I totally agree with you about the stereotypes and how (even female) therapists react to them. Also, my H is extremely well spoken and can articulate his points very well. I also think there's something to the fact that my H has been in talk therapy off and on for his entire adult life so he has a lot more experience eloquently talking through his feelings. All I do is cry, especially these days. The other hard thing about couples therapy for us as a couple right now is that my H is a horrible rule follower, so whenever (even in the past) couples therapists have given us "rules" or a "goal", he is not into it. Like us living our lives more separately now has not gone very much according to plan and he is not going to be the one to do it as it will mostly make his life harder, not mine. Totally about being one-sided, and right now it is mostly for me too.
That is a good question about red flags prior. It is hard for me to say. My H has always had issues, like I said, but I guess to some extent I never let them bother me until he completely checked out of our relationship and all emotion for anyone or anything.
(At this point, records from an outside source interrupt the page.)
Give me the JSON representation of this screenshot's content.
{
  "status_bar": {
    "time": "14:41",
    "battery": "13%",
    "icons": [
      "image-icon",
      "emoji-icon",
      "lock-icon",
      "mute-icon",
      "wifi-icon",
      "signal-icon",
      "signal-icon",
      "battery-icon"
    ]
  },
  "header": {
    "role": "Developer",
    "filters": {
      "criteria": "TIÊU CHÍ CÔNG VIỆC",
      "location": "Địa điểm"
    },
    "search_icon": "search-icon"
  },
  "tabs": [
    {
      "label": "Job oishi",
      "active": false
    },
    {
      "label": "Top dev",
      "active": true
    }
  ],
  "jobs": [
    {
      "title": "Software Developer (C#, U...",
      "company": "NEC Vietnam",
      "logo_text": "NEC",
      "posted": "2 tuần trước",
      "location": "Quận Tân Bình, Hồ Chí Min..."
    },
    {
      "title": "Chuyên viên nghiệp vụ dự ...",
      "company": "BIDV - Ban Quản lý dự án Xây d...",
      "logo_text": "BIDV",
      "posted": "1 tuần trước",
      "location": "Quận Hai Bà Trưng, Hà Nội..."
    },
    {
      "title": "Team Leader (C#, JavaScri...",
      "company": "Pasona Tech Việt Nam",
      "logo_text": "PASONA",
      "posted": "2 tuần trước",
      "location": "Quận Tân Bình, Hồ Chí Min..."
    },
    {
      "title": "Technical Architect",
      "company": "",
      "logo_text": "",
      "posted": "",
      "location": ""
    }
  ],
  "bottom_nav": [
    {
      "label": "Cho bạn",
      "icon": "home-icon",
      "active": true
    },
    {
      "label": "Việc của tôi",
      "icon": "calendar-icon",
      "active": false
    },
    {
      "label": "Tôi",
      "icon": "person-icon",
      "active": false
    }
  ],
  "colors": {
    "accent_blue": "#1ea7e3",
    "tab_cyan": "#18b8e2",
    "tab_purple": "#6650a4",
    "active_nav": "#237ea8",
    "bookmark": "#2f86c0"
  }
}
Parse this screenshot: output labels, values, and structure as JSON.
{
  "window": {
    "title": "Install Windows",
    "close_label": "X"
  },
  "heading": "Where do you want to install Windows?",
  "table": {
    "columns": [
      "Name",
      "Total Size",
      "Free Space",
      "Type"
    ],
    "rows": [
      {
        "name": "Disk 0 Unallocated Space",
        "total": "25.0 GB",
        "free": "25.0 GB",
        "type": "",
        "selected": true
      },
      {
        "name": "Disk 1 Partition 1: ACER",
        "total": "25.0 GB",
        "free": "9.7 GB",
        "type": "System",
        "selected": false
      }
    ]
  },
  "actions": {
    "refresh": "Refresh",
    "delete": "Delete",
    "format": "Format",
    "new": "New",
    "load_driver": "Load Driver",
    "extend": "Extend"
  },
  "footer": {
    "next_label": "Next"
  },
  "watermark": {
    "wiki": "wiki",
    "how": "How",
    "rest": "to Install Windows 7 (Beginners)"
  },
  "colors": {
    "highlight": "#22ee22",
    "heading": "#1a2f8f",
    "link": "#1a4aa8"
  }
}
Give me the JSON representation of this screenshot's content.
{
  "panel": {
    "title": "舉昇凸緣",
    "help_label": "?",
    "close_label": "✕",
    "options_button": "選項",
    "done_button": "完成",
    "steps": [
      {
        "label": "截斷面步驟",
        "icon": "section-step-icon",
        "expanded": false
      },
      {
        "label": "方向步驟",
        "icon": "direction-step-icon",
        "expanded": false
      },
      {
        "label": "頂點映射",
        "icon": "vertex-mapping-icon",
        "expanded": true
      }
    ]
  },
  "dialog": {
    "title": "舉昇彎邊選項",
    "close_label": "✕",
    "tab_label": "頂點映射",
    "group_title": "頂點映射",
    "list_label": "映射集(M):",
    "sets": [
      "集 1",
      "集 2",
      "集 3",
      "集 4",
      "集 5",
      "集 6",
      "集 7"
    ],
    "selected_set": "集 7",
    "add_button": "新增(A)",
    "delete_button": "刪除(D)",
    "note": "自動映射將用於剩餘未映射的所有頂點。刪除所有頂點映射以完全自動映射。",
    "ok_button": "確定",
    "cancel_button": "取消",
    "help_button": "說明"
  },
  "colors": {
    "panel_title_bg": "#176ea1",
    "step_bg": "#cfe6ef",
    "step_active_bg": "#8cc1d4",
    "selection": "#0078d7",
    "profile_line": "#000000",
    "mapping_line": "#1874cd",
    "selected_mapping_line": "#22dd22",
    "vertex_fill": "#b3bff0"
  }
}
Yesterday, two of our kids were occupied and only one was at home with us and my son who was home with us hurt himself (he's perfectly fine now) and we ended up having to take him to get stitches. And, the whole time H was on his phone and my son was begging him to pay attention to him, it was really sad. I can't make him check back in though...that is why I have on my list for my therapist this week to make my therapy about MYSELF.
Thank you for putting that into words re: externalizing blame. that is exactly what it is. I do think that philosophy can influence so much and it is a really powerless position to be in to think life just happens to you and you have no control over anything or how you react. I wish for my H that he could get past that somehow.
That is so complicated re: the medical issues and so hard when the family of origin stigmatizes mental health issues. It is so hard to figure out the confluence of medical, psychological or just personality and how they all interact. I hope that he can try and figure some of it out if only to get to a solution that can help you both!
I had a decent weekend, we had a preplanned family outing that was halfway decent as between my H and I, and the kids had a great time so that was good. Pretty soon school will be started and I will be inundated with sports and activities, which definitely keeps me busy.
It is funny how this type of thing goes. Some days I just feel so sad, like the world as I know it is ending and some days I feel like everything will be okay. I am trying so hard to focus on actions and not words and that is helping me a lot.
I hope you have a good start to the week, I actually like Mondays somewhat because I have meetings and work to distract me!